In Call Me by Your Name, Elio (Timothée Chalamet), a teenager spending the summer of 1983 in his family villa in Moscazzano near Crema, Lombardy (where Guadagnino lives in a 17th century palazzo, not in Bordighera, Liguria, like in the novel), has his first sexual encounter with a girl, then falls in love with Oliver (Armie Hammer), an American graduate student assisting his father (Michael Stuhlbarg), a professor of Greco-Roman Archeology. Luca says, “the desire of Elio for Oliver is mutual and produces a positive change,” therefore, rather than bringing about “destruction and a radical, final change,” it has a “benign influence on both young men.” They do swim in a small pool but nobody drowns. This as an idyllic love story of youth, “tender and uplifting,” so “my approach was more poetic, like a box of chocolates.”

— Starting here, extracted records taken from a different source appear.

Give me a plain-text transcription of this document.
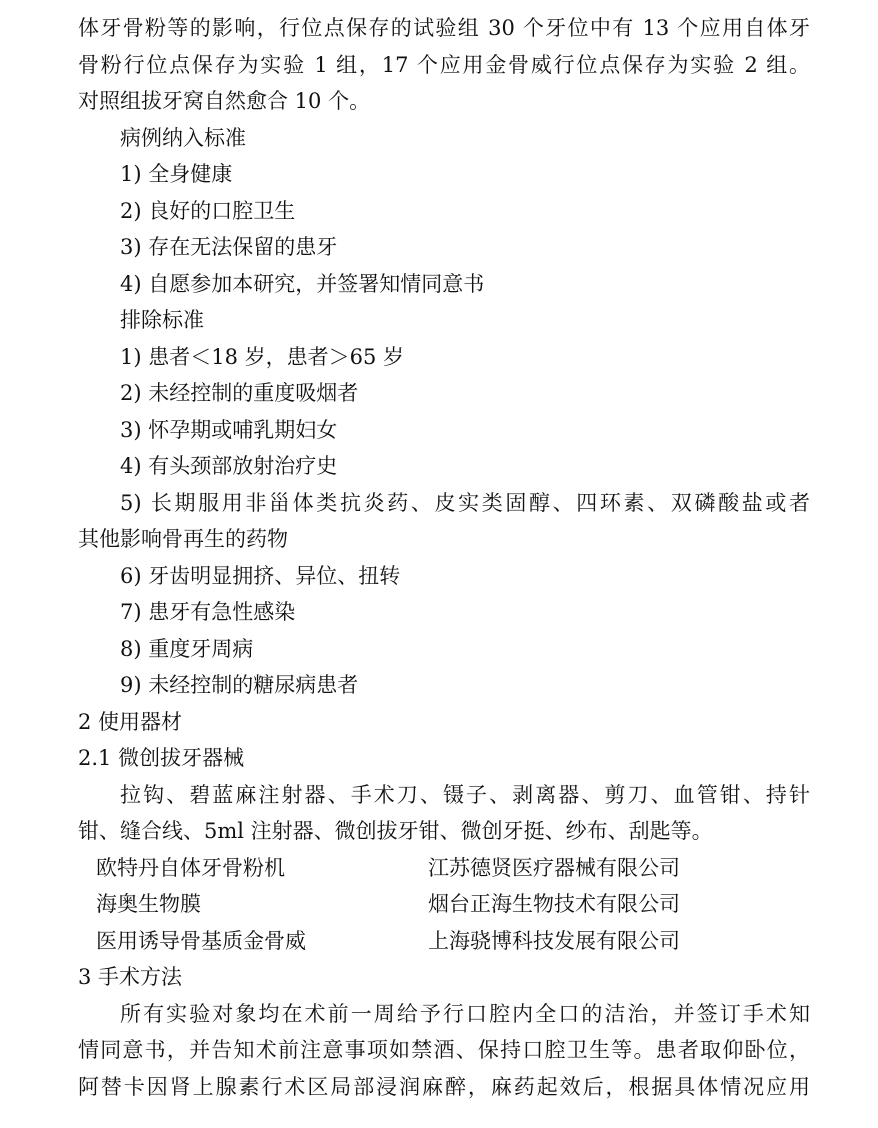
体牙骨粉等的影响，行位点保存的试验组 30 个牙位中有 13 个应用自体牙
骨粉行位点保存为实验 1 组，17 个应用金骨威行位点保存为实验 2 组。
对照组拔牙窝自然愈合 10 个。
病例纳入标准
1) 全身健康
2) 良好的口腔卫生
3) 存在无法保留的患牙
4) 自愿参加本研究，并签署知情同意书
排除标准
1) 患者＜18 岁，患者＞65 岁
2) 未经控制的重度吸烟者
3) 怀孕期或哺乳期妇女
4) 有头颈部放射治疗史
5) 长期服用非甾体类抗炎药、皮实类固醇、四环素、双磷酸盐或者
其他影响骨再生的药物
6) 牙齿明显拥挤、异位、扭转
7) 患牙有急性感染
8) 重度牙周病
9) 未经控制的糖尿病患者
2 使用器材
2.1 微创拔牙器械
拉钩、碧蓝麻注射器、手术刀、镊子、剥离器、剪刀、血管钳、持针
钳、缝合线、5ml 注射器、微创拔牙钳、微创牙挺、纱布、刮匙等。
欧特丹自体牙骨粉机	江苏德贤医疗器械有限公司
海奥生物膜	烟台正海生物技术有限公司
医用诱导骨基质金骨威	上海骁博科技发展有限公司
3 手术方法
所有实验对象均在术前一周给予行口腔内全口的洁治，并签订手术知
情同意书，并告知术前注意事项如禁酒、保持口腔卫生等。患者取仰卧位，
阿替卡因肾上腺素行术区局部浸润麻醉，麻药起效后，根据具体情况应用
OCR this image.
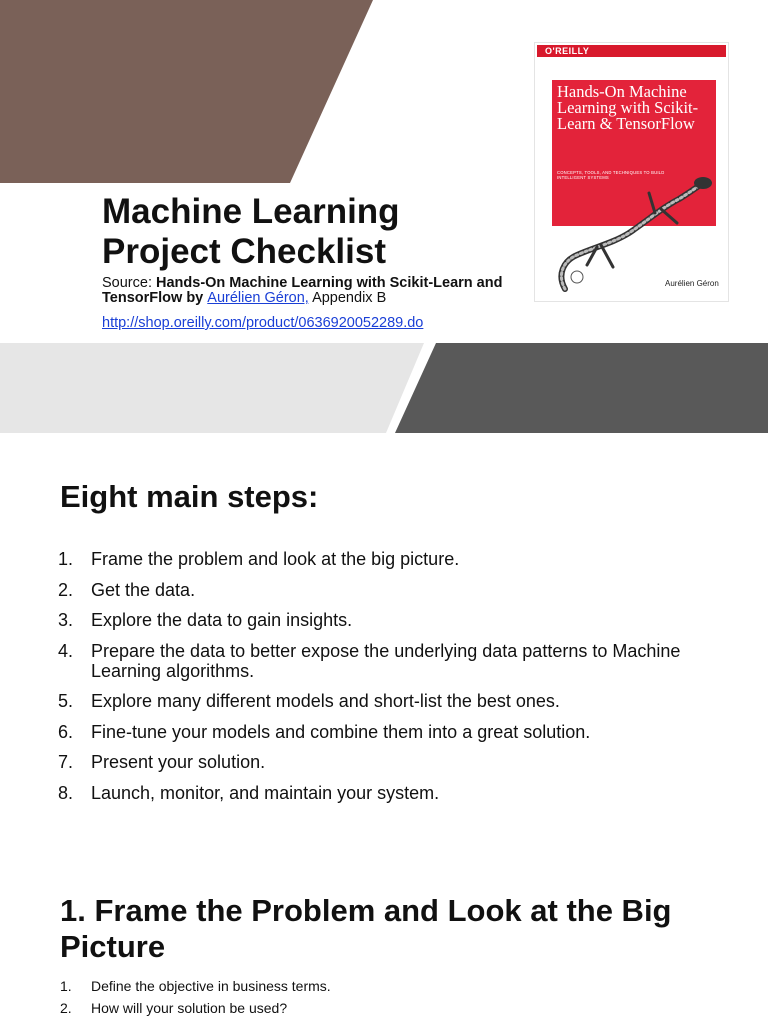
Machine Learning
Project Checklist

Source: Hands-On Machine Learning with Scikit-Learn and TensorFlow by Aurélien Géron, Appendix B

http://shop.oreilly.com/product/0636920052289.do

O'REILLY

Hands-On Machine Learning with Scikit-Learn & TensorFlow

CONCEPTS, TOOLS, AND TECHNIQUES TO BUILD INTELLIGENT SYSTEMS

Aurélien Géron
Eight main steps:
1. Frame the problem and look at the big picture.
2. Get the data.
3. Explore the data to gain insights.
4. Prepare the data to better expose the underlying data patterns to Machine Learning algorithms.
5. Explore many different models and short-list the best ones.
6. Fine-tune your models and combine them into a great solution.
7. Present your solution.
8. Launch, monitor, and maintain your system.
1. Frame the Problem and Look at the Big Picture
1. Define the objective in business terms.
2. How will your solution be used?
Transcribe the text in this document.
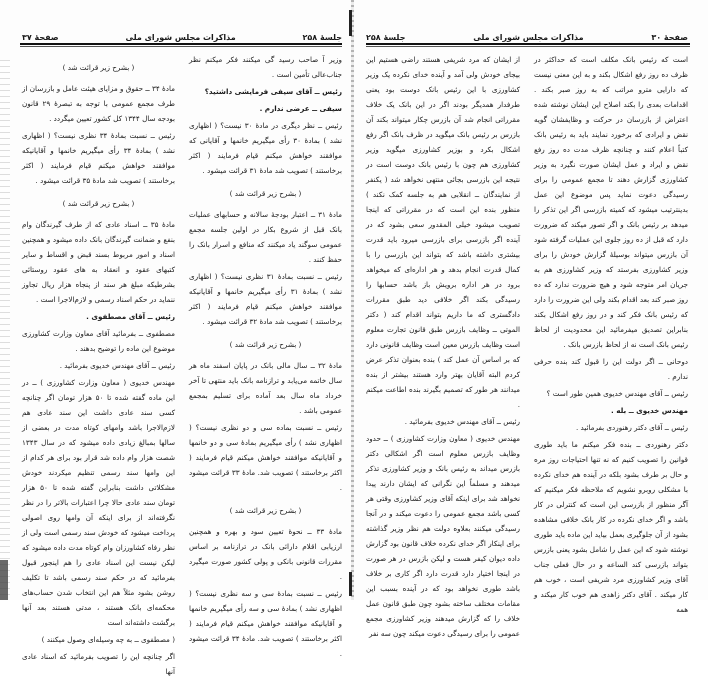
جلسهٔ ۲۵۸
مذاکرات مجلس شورای ملی
صفحهٔ ۳۷

وزیر آ صاحب رسید گی میکنند فکر میکنم نظر جناب‌عالی تأمین است .

رئیس ــ آقای سیفی فرمایشی داشتید؟

سیفی ــ عرضی ندارم .

رئیس ــ نظر دیگری در مادهٔ ۳۰ نیست؟ ( اظهاری نشد ) بمادهٔ ۳۰ رأی میگیریم خانمها و آقایانی که موافقند خواهش میکنم قیام فرمایند ( اکثر برخاستند ) تصویب شد مادهٔ ۳۱ قرائت میشود .

( بشرح زیر قرائت شد )

مادهٔ ۳۱ ــ اعتبار بودجهٔ سالانه و حسابهای عملیات بانک قبل از شروع بکار در اولین جلسه مجمع عمومی سوگند یاد میکنند که منافع و اسرار بانک را حفظ کنند .

رئیس ــ نسبت بمادهٔ ۳۱ نظری نیست؟ ( اظهاری نشد ) بمادهٔ ۳۱ رأی میگیریم خانمها و آقایانیکه موافقند خواهش میکنم قیام فرمایند ( اکثر برخاستند ) تصویب شد مادهٔ ۳۲ قرائت میشود .

( بشرح زیر قرائت شد )

مادهٔ ۳۲ ــ سال مالی بانک در پایان اسفند ماه هر سال خاتمه می‌یابد و ترازنامه بانک باید منتهی تا آخر خرداد ماه سال بعد آماده برای تسلیم بمجمع عمومی باشد .

رئیس ــ نسبت بماده سی و دو نظری نیست؟ ( اظهاری نشد ) رأی میگیریم بمادهٔ سی و دو خانمها و آقایانیکه موافقند خواهش میکنم قیام فرمایند ( اکثر برخاستند ) تصویب شد. مادهٔ ۳۳ قرائت میشود .

( بشرح زیر قرائت شد )

مادهٔ ۳۳ ــ نحوهٔ تعیین سود و بهره و همچنین ارزیابی اقلام دارائی بانک در ترازنامه بر اساس مقررات قانونی بانکی و پولی کشور صورت میگیرد .

رئیس ــ نسبت بمادهٔ سی و سه نظری نیست؟ ( اظهاری نشد ) بمادهٔ سی و سه رأی میگیریم خانمها و آقایانیکه موافقند خواهش میکنم قیام فرمایند ( اکثر برخاستند ) تصویب شد. مادهٔ ۳۴ قرائت میشود .

( بشرح زیر قرائت شد )

مادهٔ ۳۴ ــ حقوق و مزایای هیئت عامل و بازرسان از طرف مجمع عمومی با توجه به تبصرهٔ ۲۹ قانون بودجه سال ۱۳۴۴ کل کشور تعیین میگردد .

رئیس ــ نسبت بمادهٔ ۳۴ نظری نیست؟ ( اظهاری نشد ) بمادهٔ ۳۴ رأی میگیریم خانمها و آقایانیکه موافقند خواهش میکنم قیام فرمایند ( اکثر برخاستند ) تصویب شد مادهٔ ۳۵ قرائت میشود .

( بشرح زیر قرائت شد )

مادهٔ ۳۵ ــ اسناد عادی که از طرف گیرندگان وام بنفع و ضمانت گیرندگان بانک داده میشود و همچنین اسناد و امور مربوط بسند قبض و اقساط و سایر کتبهای عقود و انعقاد به های عقود روستائی بشرطیکه مبلغ هر سند از پنجاه هزار ریال تجاوز ننماید در حکم اسناد رسمی و لازم‌الاجرا است .

رئیس ــ آقای مصطفوی .

مصطفوی ــ بفرمائید آقای معاون وزارت کشاورزی موضوع این ماده را توضیح بدهند .

رئیس ــ آقای مهندس خدیوی بفرمائید .

مهندس خدیوی ( معاون وزارت کشاورزی ) ــ در این ماده گفته شده تا ۵۰ هزار تومان اگر چنانچه کسی سند عادی داشت این سند عادی هم لازم‌الاجرا باشد وامهای کوتاه مدت در بعضی از سالها بمبالغ زیادی داده میشود که در سال ۱۳۴۳ شصت هزار وام داده شد قرار بود برای هر کدام از این وامها سند رسمی تنظیم میکردند خودش مشکلاتی داشت بنابراین گفته شده تا ۵۰ هزار تومان سند عادی حالا چرا اعتبارات بالاتر را در نظر نگرفته‌اند از برای اینکه آن وامها روی اصولی پرداخت میشود که خودش سند رسمی است ولی از نظر رفاه کشاورزان وام کوتاه مدت داده میشود که لیکن نیست این اسناد عادی را هم اینجور قبول بفرمائید که در حکم سند رسمی باشد تا تکلیف روشن بشود مثلاً هم این انتخاب شدن حساب‌های محکمه‌ای بانک هستند ، مدتی هستند بعد آنها برگشت داشته‌اند است

( مصطفوی ــ به چه وسیله‌ای وصول میکنند )

اگر چنانچه این را تصویب بفرمائید که اسناد عادی آنها

صفحهٔ ۳۰
مذاکرات مجلس شورای ملی
جلسهٔ ۲۵۸

است که رئیس بانک مکلف است که حداکثر در ظرف ده روز رفع اشکال بکند و به این معنی نیست که دارایی مترو مراتب که به روز صبر بکند . اقدامات بعدی را بکند اصلاح این ایشان نوشته شده اعتراض از بازرسان در حرکت و وظایفشان گویه نقض و ایرادی که برخورد نمایند باید به رئیس بانک کتباً اعلام کنند و چنانچه ظرف مدت ده روز رفع نقض و ایراد و عمل ایشان صورت نگیرد به وزیر کشاورزی گزارش دهند تا مجمع عمومی را برای رسیدگی دعوت نماید پس موضوع این عمل بدینترتیب میشود که کمیته بازرسی اگر این تذکر را میدهد بر رئیس بانک و اگر تصور میکند که ضرورت دارد که قبل از ده روز جلوی این عملیات گرفته شود آن بازرس میتواند بوسیلهٔ گزارش خودش را برای وزیر کشاورزی بفرستد که وزیر کشاورزی هم به جریان امر متوجه شود و هیچ ضرورت ندارد که ده روز صبر کند بعد اقدام بکند ولی این ضرورت را دارد که رئیس بانک فکر کند و در روز رفع اشکال بکند بنابراین تصدیق میفرمائید این محدودیت از لحاظ رئیس بانک است نه از لحاظ بازرس بانک .

دوحانی ــ اگر دولت این را قبول کند بنده حرفی ندارم .

رئیس ــ آقای مهندس خدیوی همین طور است ؟

مهندس خدیوی ــ بله .

رئیس ــ آقای دکتر رهنوردی بفرمائید .

دکتر رهنوردی ــ بنده فکر میکنم ما باید طوری قوانین را تصویب کنیم که نه تنها احتیاجات روز مره و حال بر طرف بشود بلکه در آینده هم خدای نکرده با مشکلی روبرو نشویم که ملاحظه فکر میکنیم که آگر منظور از بازرسی این است که کنترلی در کار باشد و اگر خدای نکرده در کار بانک خلافی مشاهده بشود از آن جلوگیری بعمل بیاید این ماده باید طوری نوشته شود که این عمل را شامل بشود یعنی بازرس بتواند بازرسی کند الساعه و در حال فعلی جناب آقای وزیر کشاورزی مرد شریفی است ، خوب هم کار میکند . آقای دکتر زاهدی هم خوب کار میکند و همه

از ایشان که مرد شریفی هستند راضی هستیم این بیجای خودش ولی آمد و آینده خدای نکرده یک وزیر کشاورزی با این رئیس بانک دوست بود یعنی طرفدار همدیگر بودند اگر در این بانک یک خلاف مقرراتی انجام شد آن بازرس چکار میتواند بکند آن بازرس بر رئیس بانک میگوید در ظرف بانک اگر رفع اشکال بکرد و بوزیر کشاورزی میگوید وزیر کشاورزی هم چون با رئیس بانک دوست است در نتیجه این بازرسی بجائی منتهی نخواهد شد ( یکنفر از نمایندگان ــ انقلابی هم به جلسه کمک نکند ) منظور بنده این است که در مقرراتی که اینجا تصویب میشود خیلی المقدور سعی بشود که در آینده اگر بازرسی برای بازرسی میرود باید قدرت بیشتری داشته باشد که بتواند این بازرسی را با کمال قدرت انجام بدهد و هر اداره‌ای که میخواهد برود در هر اداره برویش باز باشد حسابها را رسیدگی بکند اگر خلافی دید طبق مقررات دادگستری که ما داریم بتواند اقدام کند ( دکتر الموتی ــ وظایف بازرس طبق قانون تجارت معلوم است وظایف بازرس معین است وظایف قانونی دارد که بر اساس آن عمل کند ) بنده بعنوان تذکر عرض کردم البته آقایان بهتر وارد هستند بیشتر از بنده میدانند هر طور که تصمیم بگیرند بنده اطاعت میکنم .

رئیس ــ آقای مهندس خدیوی بفرمائید .

مهندس خدیوی ( معاون وزارت کشاورزی ) ــ حدود وظایف بازرس معلوم است اگر اشکالی دکتر بازرس میداند به رئیس بانک و وزیر کشاورزی تذکر میدهند و مسلماً این نگرانی که ایشان دارند پیدا نخواهد شد برای اینکه آقای وزیر کشاورزی وقتی هر کسی باشد مجمع عمومی را دعوت میکند و در آنجا رسیدگی میکنند بعلاوه دولت هم نظر وزیر گذاشته برای اینکار اگر خدای نکرده خلاف قانون بود گزارش داده دیوان کیفر هست و لیکن بازرس در هر صورت در اینجا اختیار دارد قدرت دارد اگر کاری بر خلاف باشد طوری نخواهد بود که در آینده بسبب این مقامات مختلف ساخته بشود چون طبق قانون عمل خلاف را که گزارش میدهند وزیر کشاورزی مجمع عمومی را برای رسیدگی دعوت میکند چون سه نفر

Luca Guadagnino (born August 10, 1971, in Palermo, Sicily) graduated from Sapienza University in Rome with a thesis on American director Jonathan Demme. He started as a film critic and remains a passionate cinephile.  He dedicates Call Me by Your Name to his cinematic heroes that inspired it: Bernando Bertolucci, Jean Renoir, Jacques Rivette, Éric Rohmer, André Techiné.

Timothee Chamelet, Armie Hammer (c) Sony Classics
Timothée Chamelet, Armie Hammer (c) Sony Classics

What impressed me the most about this film is its sensual evocation of the leisurely Italian lifestyle of unhurried meals outdoors, sitting at a large table chatting with family and friends for hours, swimming in the river, bicycling to town, playing tennis, reading books, listening to classical music. It reminds me of my summers spent in Modena and its countryside growing up in Italy as a teenager in the 1960s. Luca reflects that this lazy summer in “the specific Italian countryside with its farmhouses, streams and canals,” when there is a lack of too many things to do, allows you “to let yourself go to the environment, to the landscape and to your feelings.”

Elisa Leonelli, Timothee Chalamet © HFPA
Elisa Leonelli, Timothée Chalamet © HFPA

When I interview the 21-year-old Timothée Chalamet for Lady Bird, where he plays Saoirse Ronan’s high school boyfriend, I discover that in real life it’s his mother who’s Jewish American and his father French (while in the film his mother is French and his father American), and he grew up in New York, where he attended the Fiorello LaGuardia high school of Performing Arts, but he spent his summers in a small town in France, Le Chambon-sur-Lignon, where the lifestyle is not so different from Italy or Spain. He calls it “joie de vivre”. There’s “aperitivo before lunch and espresso after, fresh fruit, a piece of bread with Nutella, and that gives you a sense of stillness and calm.”

Timothée describes the romance between the two young men as “a fiery and passionate summer love.” That is the universal appeal of this story of first love, says Luca, everyone can identify with that “beautiful feeling of butterflies in the stomach.”

The depiction of gay love stories in movies and television has come a long way since Brokeback Mountain (2005), directed by Ang Lee from the 1997 short story by Annie Prouxl. The 2007 novel Call Me by Your Name was embraced by the LBGT community as a landmark of gay literature.

I ask the director his opinion as to why gay marriage is still not allowed in Italy, despite having been legalized in the Netherlands in 2000, in Spain in 2005, in Norway and Sweden in 2009, in Portugal in 2010, in England and France in 2013, in Germany in 2017. I attribute it to the power of the Catholic Church, but Luca disagrees, citing the example of the very Catholic Ireland, where same-sex marriage has been legal since 2015. “I believe the problem is the cowardice of politicians, the double moral standard between public virtues and private vices. But inevitably the progress of human rights will sooner or later force Italy to confront this issue, as it happened in the United States and in the rest of the world.”